Another influential quality expert, Joseph Juran, developed the ‘quality trilogy’, emphasising planning, control and improvement as a universal way of thinking about quality, which fits all functions and levels. First, quality planning is the beginning point at which an organisation focuses on the process of planning for quality. The needs of the customers are understood and then captured in the specifications for products or services. Quality planning also involves the design of a process that meets those specifications. Second comes quality control, defining the characteristics that need to be measured: units of measure and frequency of measurement. Finally, comes quality improvement which should be performed by a series of well-defined projects (following the PDSA model described earlier). This is the step toward reaching new heights in quality.

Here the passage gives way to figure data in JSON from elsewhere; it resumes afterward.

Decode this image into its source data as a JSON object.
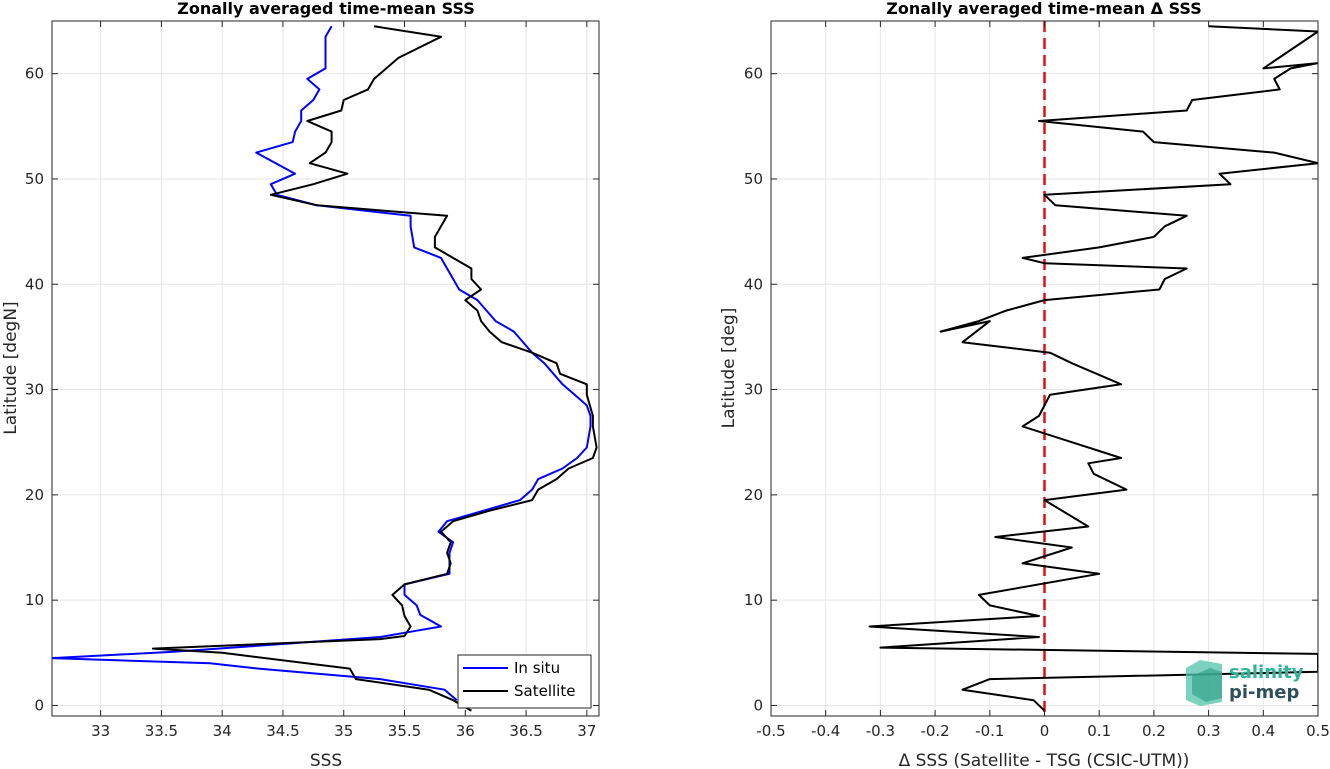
{
  "chart_data": [
    {
      "type": "line",
      "title": "Zonally averaged time-mean SSS",
      "xlabel": "SSS",
      "ylabel": "Latitude [degN]",
      "xlim": [
        32.6,
        37.1
      ],
      "ylim": [
        -1,
        65
      ],
      "xticks": [
        "33",
        "33.5",
        "34",
        "34.5",
        "35",
        "35.5",
        "36",
        "36.5",
        "37"
      ],
      "yticks": [
        "0",
        "10",
        "20",
        "30",
        "40",
        "50",
        "60"
      ],
      "grid": true,
      "legend_location": "bottom-right",
      "series": [
        {
          "name": "In situ",
          "color": "#0000ff",
          "points": [
            [
              35.93,
              0.5
            ],
            [
              35.83,
              1.5
            ],
            [
              35.3,
              2.5
            ],
            [
              34.3,
              3.5
            ],
            [
              33.9,
              4.0
            ],
            [
              32.6,
              4.5
            ],
            [
              33.6,
              5.1
            ],
            [
              35.3,
              6.5
            ],
            [
              35.6,
              7.1
            ],
            [
              35.8,
              7.5
            ],
            [
              35.63,
              8.6
            ],
            [
              35.6,
              9.5
            ],
            [
              35.5,
              10.5
            ],
            [
              35.5,
              11.5
            ],
            [
              35.87,
              12.5
            ],
            [
              35.87,
              14.5
            ],
            [
              35.9,
              15.5
            ],
            [
              35.78,
              16.5
            ],
            [
              35.85,
              17.5
            ],
            [
              36.15,
              18.5
            ],
            [
              36.45,
              19.5
            ],
            [
              36.55,
              20.5
            ],
            [
              36.6,
              21.5
            ],
            [
              36.8,
              22.5
            ],
            [
              36.92,
              23.5
            ],
            [
              37.0,
              24.5
            ],
            [
              37.03,
              26.5
            ],
            [
              37.03,
              27.5
            ],
            [
              37.0,
              28.5
            ],
            [
              36.9,
              29.5
            ],
            [
              36.8,
              30.5
            ],
            [
              36.65,
              32.5
            ],
            [
              36.55,
              33.5
            ],
            [
              36.4,
              35.5
            ],
            [
              36.25,
              36.5
            ],
            [
              36.1,
              38.5
            ],
            [
              35.95,
              39.5
            ],
            [
              35.85,
              41.5
            ],
            [
              35.8,
              42.5
            ],
            [
              35.58,
              43.5
            ],
            [
              35.55,
              45.5
            ],
            [
              35.55,
              46.5
            ],
            [
              34.78,
              47.5
            ],
            [
              34.45,
              48.5
            ],
            [
              34.4,
              49.5
            ],
            [
              34.6,
              50.5
            ],
            [
              34.28,
              52.5
            ],
            [
              34.58,
              53.5
            ],
            [
              34.6,
              54.5
            ],
            [
              34.65,
              55.5
            ],
            [
              34.65,
              56.5
            ],
            [
              34.75,
              57.5
            ],
            [
              34.8,
              58.5
            ],
            [
              34.7,
              59.5
            ],
            [
              34.85,
              60.5
            ],
            [
              34.85,
              62.5
            ],
            [
              34.85,
              63.5
            ],
            [
              34.9,
              64.5
            ]
          ]
        },
        {
          "name": "Satellite",
          "color": "#000000",
          "points": [
            [
              36.05,
              -0.5
            ],
            [
              35.9,
              0.5
            ],
            [
              35.7,
              1.5
            ],
            [
              35.1,
              2.5
            ],
            [
              35.05,
              3.5
            ],
            [
              34.0,
              5.0
            ],
            [
              33.43,
              5.4
            ],
            [
              35.3,
              6.3
            ],
            [
              35.5,
              6.6
            ],
            [
              35.55,
              7.5
            ],
            [
              35.5,
              8.5
            ],
            [
              35.48,
              9.5
            ],
            [
              35.4,
              10.5
            ],
            [
              35.5,
              11.5
            ],
            [
              35.85,
              12.5
            ],
            [
              35.88,
              13.5
            ],
            [
              35.85,
              14.5
            ],
            [
              35.88,
              15.5
            ],
            [
              35.8,
              16.5
            ],
            [
              35.9,
              17.5
            ],
            [
              36.2,
              18.5
            ],
            [
              36.55,
              19.5
            ],
            [
              36.6,
              20.5
            ],
            [
              36.75,
              21.5
            ],
            [
              36.85,
              22.5
            ],
            [
              37.05,
              23.5
            ],
            [
              37.08,
              24.5
            ],
            [
              37.05,
              26.5
            ],
            [
              37.05,
              27.5
            ],
            [
              37.0,
              29.5
            ],
            [
              37.0,
              30.5
            ],
            [
              36.78,
              31.5
            ],
            [
              36.75,
              32.5
            ],
            [
              36.55,
              33.5
            ],
            [
              36.3,
              34.5
            ],
            [
              36.2,
              35.5
            ],
            [
              36.13,
              36.5
            ],
            [
              36.1,
              37.5
            ],
            [
              36.0,
              38.5
            ],
            [
              36.13,
              39.5
            ],
            [
              36.05,
              40.5
            ],
            [
              36.05,
              41.5
            ],
            [
              35.75,
              43.5
            ],
            [
              35.75,
              44.5
            ],
            [
              35.85,
              46.5
            ],
            [
              34.78,
              47.5
            ],
            [
              34.4,
              48.5
            ],
            [
              34.75,
              49.5
            ],
            [
              35.03,
              50.5
            ],
            [
              34.72,
              51.5
            ],
            [
              34.85,
              52.5
            ],
            [
              34.9,
              53.5
            ],
            [
              34.9,
              54.5
            ],
            [
              34.7,
              55.5
            ],
            [
              34.98,
              56.5
            ],
            [
              35.0,
              57.5
            ],
            [
              35.2,
              58.5
            ],
            [
              35.25,
              59.5
            ],
            [
              35.45,
              61.5
            ],
            [
              35.8,
              63.5
            ],
            [
              35.25,
              64.5
            ]
          ]
        }
      ]
    },
    {
      "type": "line",
      "title": "Zonally averaged time-mean Δ SSS",
      "xlabel": "Δ SSS (Satellite - TSG (CSIC-UTM))",
      "ylabel": "Latitude [deg]",
      "xlim": [
        -0.5,
        0.5
      ],
      "ylim": [
        -1,
        65
      ],
      "xticks": [
        "-0.5",
        "-0.4",
        "-0.3",
        "-0.2",
        "-0.1",
        "0",
        "0.1",
        "0.2",
        "0.3",
        "0.4",
        "0.5"
      ],
      "yticks": [
        "0",
        "10",
        "20",
        "30",
        "40",
        "50",
        "60"
      ],
      "grid": true,
      "reference_line": {
        "x": 0,
        "color": "#dd1111",
        "style": "dashed"
      },
      "series": [
        {
          "name": "",
          "color": "#000000",
          "points": [
            [
              0,
              -0.5
            ],
            [
              -0.02,
              0.5
            ],
            [
              -0.15,
              1.5
            ],
            [
              -0.1,
              2.5
            ],
            [
              0.5,
              3.2
            ],
            [
              0.5,
              4.9
            ],
            [
              -0.3,
              5.5
            ],
            [
              -0.01,
              6.5
            ],
            [
              -0.32,
              7.5
            ],
            [
              -0.01,
              8.5
            ],
            [
              -0.1,
              9.5
            ],
            [
              -0.12,
              10.5
            ],
            [
              0.1,
              12.5
            ],
            [
              -0.04,
              13.5
            ],
            [
              0.05,
              15.0
            ],
            [
              -0.09,
              16.0
            ],
            [
              0.08,
              17.0
            ],
            [
              0,
              19.5
            ],
            [
              0.15,
              20.5
            ],
            [
              0.09,
              22.0
            ],
            [
              0.08,
              23.0
            ],
            [
              0.14,
              23.5
            ],
            [
              0.02,
              25.5
            ],
            [
              -0.04,
              26.5
            ],
            [
              -0.01,
              27.5
            ],
            [
              0,
              28.5
            ],
            [
              0.01,
              29.5
            ],
            [
              0.14,
              30.5
            ],
            [
              0.05,
              32.5
            ],
            [
              0.01,
              33.5
            ],
            [
              -0.15,
              34.5
            ],
            [
              -0.1,
              36.5
            ],
            [
              -0.19,
              35.5
            ],
            [
              -0.12,
              36.5
            ],
            [
              -0.07,
              37.5
            ],
            [
              0,
              38.5
            ],
            [
              0.21,
              39.5
            ],
            [
              0.22,
              40.5
            ],
            [
              0.26,
              41.5
            ],
            [
              0,
              42.0
            ],
            [
              -0.04,
              42.5
            ],
            [
              0.1,
              43.5
            ],
            [
              0.2,
              44.5
            ],
            [
              0.22,
              45.5
            ],
            [
              0.26,
              46.5
            ],
            [
              0.02,
              47.5
            ],
            [
              0,
              48.5
            ],
            [
              0.34,
              49.5
            ],
            [
              0.32,
              50.5
            ],
            [
              0.5,
              51.5
            ],
            [
              0.42,
              52.5
            ],
            [
              0.2,
              53.5
            ],
            [
              0.18,
              54.5
            ],
            [
              -0.01,
              55.5
            ],
            [
              0.26,
              56.5
            ],
            [
              0.27,
              57.5
            ],
            [
              0.43,
              58.5
            ],
            [
              0.42,
              59.5
            ],
            [
              0.45,
              60.5
            ],
            [
              0.5,
              61.0
            ],
            [
              0.4,
              60.5
            ],
            [
              0.5,
              64.0
            ],
            [
              0.3,
              64.5
            ]
          ]
        }
      ]
    }
  ],
  "legend": {
    "entries": [
      "In situ",
      "Satellite"
    ]
  },
  "logo": {
    "line1": "salinity",
    "line2": "pi-mep"
  }
}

Another important aspect of Juran’s work was his focus on staff empowerment. Juran recognised that every individual in the workplace needed to take responsibility for quality improvement and that, if staff were not empowered to do so, results would be limited.

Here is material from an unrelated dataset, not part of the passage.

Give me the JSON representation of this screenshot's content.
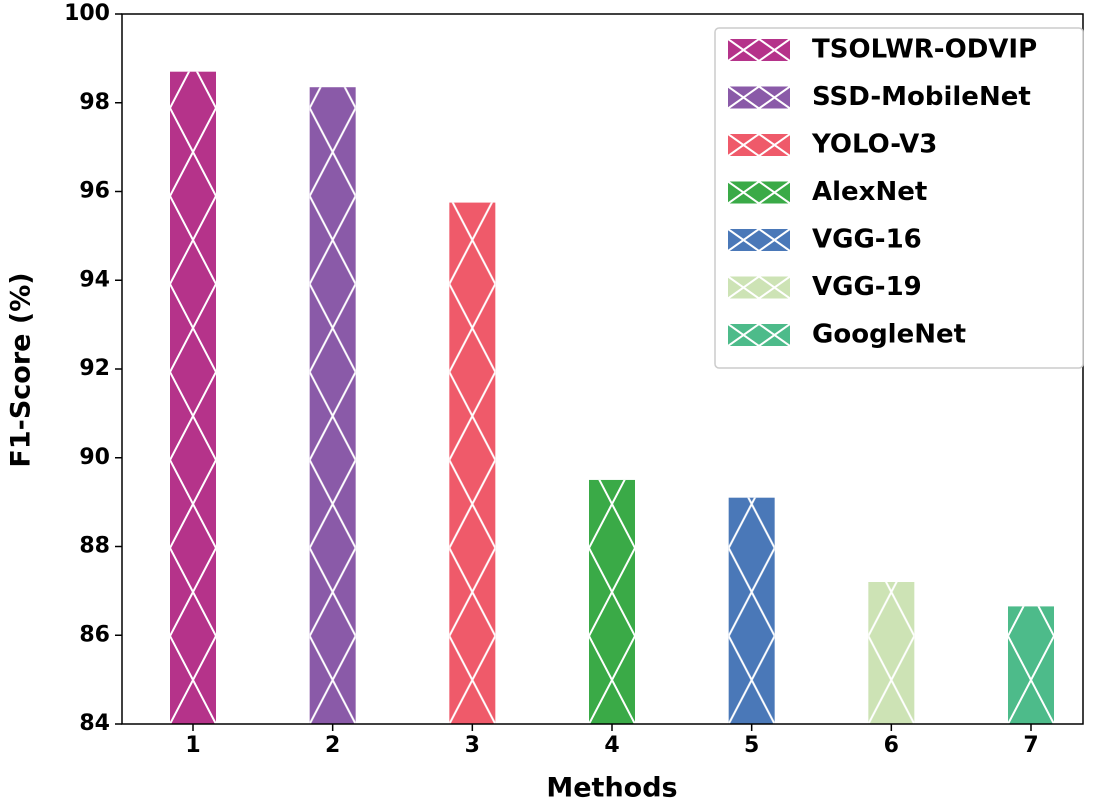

These ideas and others have influenced the genesis of many quality improvement tools and methods that are widely used today. Six Sigma, for example, is a systematic approach towards understanding how an organisation’s customers would define ‘defects’ (within its products or services) and then applying statistical methods to monitor variation and target improvement efforts. Statistical process control is another approach which differentiates between natural variation (known as ‘common cause variation’) and variation that can be controlled (‘special cause variation’).
Other quality improvement methods are more systemic and strategic in focus. Total quality management (TQM), sometimes known as continuous quality improvement, focuses on the role of the people within an organisation to develop changes in culture, processes and practice. Business process reengineering goes even further, calling for a fundamental rethinking of how an organisation’s central processes are designed. Hence, organisations such as hospitals might be restructured around key processes or activities (such as care pathways) rather than specialist functions. Finally, lean is a quality management system that draws heavily on the experience of the Japanese car manufacturer, Toyota. As we shall see in later steps, lean is about strategically redesigning production processes to limit waste by improving the flow of production and using ‘pull’ mechanisms (responding to demand).
In more recent times these various tools and methodologies have become increasingly popular beyond manufacturing, including healthcare. An early pioneer of this work was Don Berwick in the United States, one of the founders of the Institute for Healthcare Improvement (IHI) and president and CEO until 2010. The IHI, based in Boston, is a leading innovator in healthcare improvement worldwide and has had considerable influence on the application of quality improvement in the healthcare sector. As we shall see, others have followed this example, leading to the emergence of a separate discipline (and profession) of ‘improvement science’ within the healthcare field.